I rode with no care

I took a swift right on 23rd, speeding up and anticipating that a car would catch up. In front of me, the sun was setting and the sky was red. “Red at night, sailor’s delight,” I whispered to myself while breathing hard as I rolled across the street.

My lights—the one on my helmet and my bike—bounced up and down the street. Its white light brightened the creeping darkness. Then I missed it and my wheel ran directly into a broken piece of the road. One that was more vertical than horizontal. My eyes widened and I teetered on my bike, fearful of the incoming traffic that was already zooming at the green light.

To my surprise, I held my balance and continued down the road.

I wondered if I had a heart problem, would I be incapable of telling my body that it was going to be okay? Like a previous roommate who suffered in an adjacent room after the last big earthquake? But I was healthy even with my seasonal hay fever and myopia. I lived a rather uneventful healthy life. Forgetting to be thankful, because this is my normal.
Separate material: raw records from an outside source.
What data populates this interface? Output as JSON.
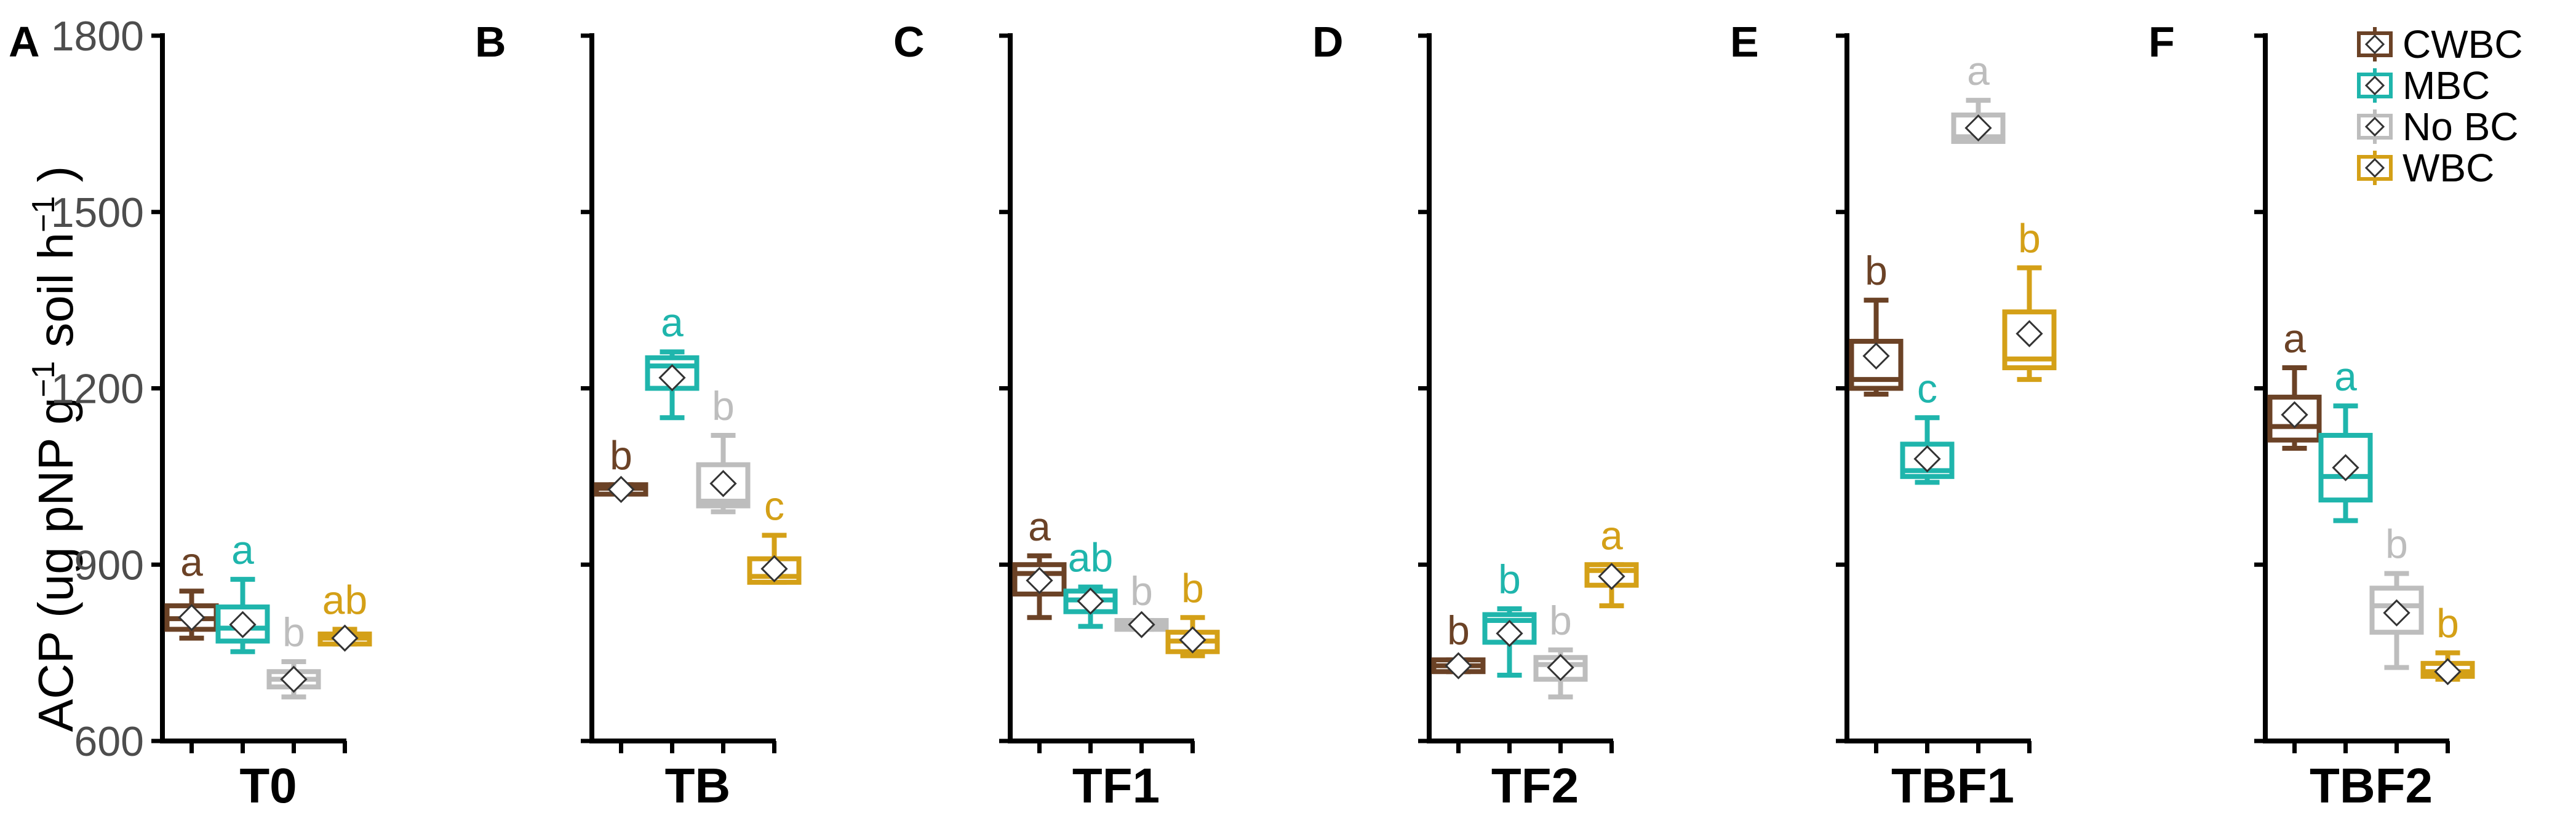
{
  "chart_data": {
    "type": "boxplot",
    "ylabel": {
      "parts": [
        "ACP (ug pNP g",
        "−1",
        " soil h",
        "−1",
        " )"
      ]
    },
    "ylim": [
      600,
      1800
    ],
    "yticks": [
      600,
      900,
      1200,
      1500,
      1800
    ],
    "colors": {
      "CWBC": "#6B4226",
      "MBC": "#1FB5AC",
      "No BC": "#BDBDBD",
      "WBC": "#D4A017"
    },
    "legend": [
      "CWBC",
      "MBC",
      "No BC",
      "WBC"
    ],
    "panels": [
      {
        "label": "A",
        "xlabel": "T0",
        "boxes": [
          {
            "group": "CWBC",
            "whisker_low": 775,
            "q1": 790,
            "median": 808,
            "q3": 830,
            "whisker_high": 855,
            "mean": 810,
            "sig": "a"
          },
          {
            "group": "MBC",
            "whisker_low": 752,
            "q1": 770,
            "median": 792,
            "q3": 828,
            "whisker_high": 875,
            "mean": 798,
            "sig": "a"
          },
          {
            "group": "No BC",
            "whisker_low": 675,
            "q1": 692,
            "median": 705,
            "q3": 718,
            "whisker_high": 735,
            "mean": 705,
            "sig": "b"
          },
          {
            "group": "WBC",
            "whisker_low": 765,
            "q1": 765,
            "median": 775,
            "q3": 782,
            "whisker_high": 790,
            "mean": 775,
            "sig": "ab"
          }
        ]
      },
      {
        "label": "B",
        "xlabel": "TB",
        "boxes": [
          {
            "group": "CWBC",
            "whisker_low": 1020,
            "q1": 1020,
            "median": 1030,
            "q3": 1036,
            "whisker_high": 1036,
            "mean": 1028,
            "sig": "b"
          },
          {
            "group": "MBC",
            "whisker_low": 1150,
            "q1": 1200,
            "median": 1238,
            "q3": 1252,
            "whisker_high": 1262,
            "mean": 1218,
            "sig": "a"
          },
          {
            "group": "No BC",
            "whisker_low": 990,
            "q1": 1000,
            "median": 1008,
            "q3": 1070,
            "whisker_high": 1120,
            "mean": 1038,
            "sig": "b"
          },
          {
            "group": "WBC",
            "whisker_low": 870,
            "q1": 870,
            "median": 880,
            "q3": 910,
            "whisker_high": 950,
            "mean": 893,
            "sig": "c"
          }
        ]
      },
      {
        "label": "C",
        "xlabel": "TF1",
        "boxes": [
          {
            "group": "CWBC",
            "whisker_low": 810,
            "q1": 850,
            "median": 885,
            "q3": 900,
            "whisker_high": 915,
            "mean": 873,
            "sig": "a"
          },
          {
            "group": "MBC",
            "whisker_low": 795,
            "q1": 820,
            "median": 840,
            "q3": 855,
            "whisker_high": 862,
            "mean": 838,
            "sig": "ab"
          },
          {
            "group": "No BC",
            "whisker_low": 790,
            "q1": 790,
            "median": 798,
            "q3": 805,
            "whisker_high": 805,
            "mean": 798,
            "sig": "b"
          },
          {
            "group": "WBC",
            "whisker_low": 745,
            "q1": 752,
            "median": 770,
            "q3": 785,
            "whisker_high": 810,
            "mean": 772,
            "sig": "b"
          }
        ]
      },
      {
        "label": "D",
        "xlabel": "TF2",
        "boxes": [
          {
            "group": "CWBC",
            "whisker_low": 718,
            "q1": 718,
            "median": 728,
            "q3": 738,
            "whisker_high": 738,
            "mean": 728,
            "sig": "b"
          },
          {
            "group": "MBC",
            "whisker_low": 712,
            "q1": 768,
            "median": 805,
            "q3": 815,
            "whisker_high": 825,
            "mean": 783,
            "sig": "b"
          },
          {
            "group": "No BC",
            "whisker_low": 675,
            "q1": 705,
            "median": 730,
            "q3": 742,
            "whisker_high": 755,
            "mean": 725,
            "sig": "b"
          },
          {
            "group": "WBC",
            "whisker_low": 830,
            "q1": 865,
            "median": 890,
            "q3": 900,
            "whisker_high": 900,
            "mean": 880,
            "sig": "a"
          }
        ]
      },
      {
        "label": "E",
        "xlabel": "TBF1",
        "boxes": [
          {
            "group": "CWBC",
            "whisker_low": 1190,
            "q1": 1200,
            "median": 1215,
            "q3": 1280,
            "whisker_high": 1350,
            "mean": 1255,
            "sig": "b"
          },
          {
            "group": "MBC",
            "whisker_low": 1040,
            "q1": 1050,
            "median": 1060,
            "q3": 1105,
            "whisker_high": 1150,
            "mean": 1080,
            "sig": "c"
          },
          {
            "group": "No BC",
            "whisker_low": 1620,
            "q1": 1620,
            "median": 1628,
            "q3": 1665,
            "whisker_high": 1690,
            "mean": 1643,
            "sig": "a"
          },
          {
            "group": "WBC",
            "whisker_low": 1215,
            "q1": 1235,
            "median": 1250,
            "q3": 1330,
            "whisker_high": 1405,
            "mean": 1293,
            "sig": "b"
          }
        ]
      },
      {
        "label": "F",
        "xlabel": "TBF2",
        "boxes": [
          {
            "group": "CWBC",
            "whisker_low": 1098,
            "q1": 1112,
            "median": 1135,
            "q3": 1185,
            "whisker_high": 1235,
            "mean": 1155,
            "sig": "a"
          },
          {
            "group": "MBC",
            "whisker_low": 975,
            "q1": 1010,
            "median": 1050,
            "q3": 1120,
            "whisker_high": 1170,
            "mean": 1065,
            "sig": "a"
          },
          {
            "group": "No BC",
            "whisker_low": 725,
            "q1": 785,
            "median": 830,
            "q3": 860,
            "whisker_high": 885,
            "mean": 818,
            "sig": "b"
          },
          {
            "group": "WBC",
            "whisker_low": 705,
            "q1": 710,
            "median": 718,
            "q3": 732,
            "whisker_high": 750,
            "mean": 718,
            "sig": "b"
          }
        ]
      }
    ]
  }
}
And so I rode on with no care.

At the light, I stopped with my feet on the ground. When it turned, I pedaled slowly to get to a comfortable speed. A young man crossed the street from the opposite direction. He was dressed in black clothing. As I huffed across the intersection, he yelled, “Need a push?”

“Huh?” I said, not understanding.

“Need a push?” he repeated.

I rolled my eyes and pedaled quickly. “Only if you can catch up,” I yelled back, wondering how fast I could pedal.

And I sped for 2 more blocks until I hit the next light, wondering if he was coming up to push me.